10.) How did you end up choosing only one agent? Sales record? Client referrals? Phone conversation? 

I'd love to say I made a chart and ranked all the factors numerically and added them up and had a completely logical and repeatable way of deciding.  In fact, I longed for someone to hand me a nice, final, impersonal way of determining which was the perfect agent for me.  In the end, though, I went with my gut.

I knew Josh was the agent for me after I spoke to him on the phone--but I didn’t know I knew. I had two other agents who I had really great conversations with, including someone who was one of my original dream agents. How can you turn down your dream agent?  My instincts were certain that Josh was the one I wanted to sign with, but it was a matter of convincing myself that I could trust those instincts.  So I spoke with all of them again on the phone, I spoke with their clients via phone and email, I researched them all on Publisher’s Marketplace, I asked every single person I knew with connections to the publishing industry for their opinions. 

In the end I realized I'd made my decision days ago, that first time I talked with Josh. I was drafting up rejection letters for the agents to prepare myself and I realized I just couldn’t write one for him. When I wandered out of my room in a daze and told my housemate and CP that I thought I was going to go with Josh, she said, "Yeah, I know. What, are you just getting this now?"  Apparently, I was one of the last people to realize I’d made my decision already.

11.) Looking back now, what sort of advice do you have for writers who find themselves with multiple offers?

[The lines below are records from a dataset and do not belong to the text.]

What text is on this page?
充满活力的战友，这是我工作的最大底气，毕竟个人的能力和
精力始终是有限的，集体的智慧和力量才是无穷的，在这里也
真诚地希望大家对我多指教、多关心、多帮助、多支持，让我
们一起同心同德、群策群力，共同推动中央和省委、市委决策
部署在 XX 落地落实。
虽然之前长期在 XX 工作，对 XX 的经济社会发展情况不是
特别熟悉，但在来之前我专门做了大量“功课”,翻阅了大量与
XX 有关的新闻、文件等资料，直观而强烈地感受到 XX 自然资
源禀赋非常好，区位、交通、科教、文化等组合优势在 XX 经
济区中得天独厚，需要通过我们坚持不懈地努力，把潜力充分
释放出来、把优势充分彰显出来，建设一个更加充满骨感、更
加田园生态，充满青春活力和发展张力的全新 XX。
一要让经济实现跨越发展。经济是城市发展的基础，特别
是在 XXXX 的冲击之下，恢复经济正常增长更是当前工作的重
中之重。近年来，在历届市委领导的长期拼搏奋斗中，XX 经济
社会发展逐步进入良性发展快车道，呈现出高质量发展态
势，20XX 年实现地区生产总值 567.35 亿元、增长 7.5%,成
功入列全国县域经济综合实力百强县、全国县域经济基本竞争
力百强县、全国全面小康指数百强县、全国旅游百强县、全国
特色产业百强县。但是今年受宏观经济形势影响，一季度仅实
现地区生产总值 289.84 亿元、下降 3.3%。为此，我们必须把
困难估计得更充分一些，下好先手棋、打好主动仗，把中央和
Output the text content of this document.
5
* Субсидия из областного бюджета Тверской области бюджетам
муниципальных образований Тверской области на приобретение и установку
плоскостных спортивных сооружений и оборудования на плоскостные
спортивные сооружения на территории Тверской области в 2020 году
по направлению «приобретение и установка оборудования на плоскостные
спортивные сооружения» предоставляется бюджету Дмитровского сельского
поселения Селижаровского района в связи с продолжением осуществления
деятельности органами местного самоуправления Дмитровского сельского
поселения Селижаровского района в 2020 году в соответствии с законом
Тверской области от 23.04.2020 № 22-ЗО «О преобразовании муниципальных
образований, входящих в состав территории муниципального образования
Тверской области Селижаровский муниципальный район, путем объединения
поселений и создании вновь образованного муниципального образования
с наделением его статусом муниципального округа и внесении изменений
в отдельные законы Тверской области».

What should they do? What shouldn't they do? 

Don’t panic. Remember that you queried all of these agents for a reason, and that you’ll be in great hands with whoever you choose.

Keep an open mind. It's great to go into the process with "dream agents" in mind, but what you think you want may not actually be what you want when it comes down to it.  If you find yourself changing your mind, don’t resist it, and don’t feel guilty. Go with your heart and your gut. 

Don’t feel guilty about rejecting agents. This is part of the job for them, and of course they're going to be disappointed, but you have to do what’s best for you and your book and your career.  And don't burn any bridges, because you’re going to be in the book business with them moving forward. This is your chance to show them how much you appreciate and respect what they do, even if you’re not going to sign with them.

Take your time. Set a deadline for a week or ten days and don’t make a decision before then.  Let things percolate and simmer. If an agent pressures you to make a fast decision, he or she is NOT the agent for you. 

Enjoy it! Even if most of you is panicking, try to keep that one shred of sanity that’s dancing a dance and going "Woohoo! I did it!" Because hey… you did do it.

Thanks so much Meg for the wonderful interview! Best of luck with THE IRON WOOD!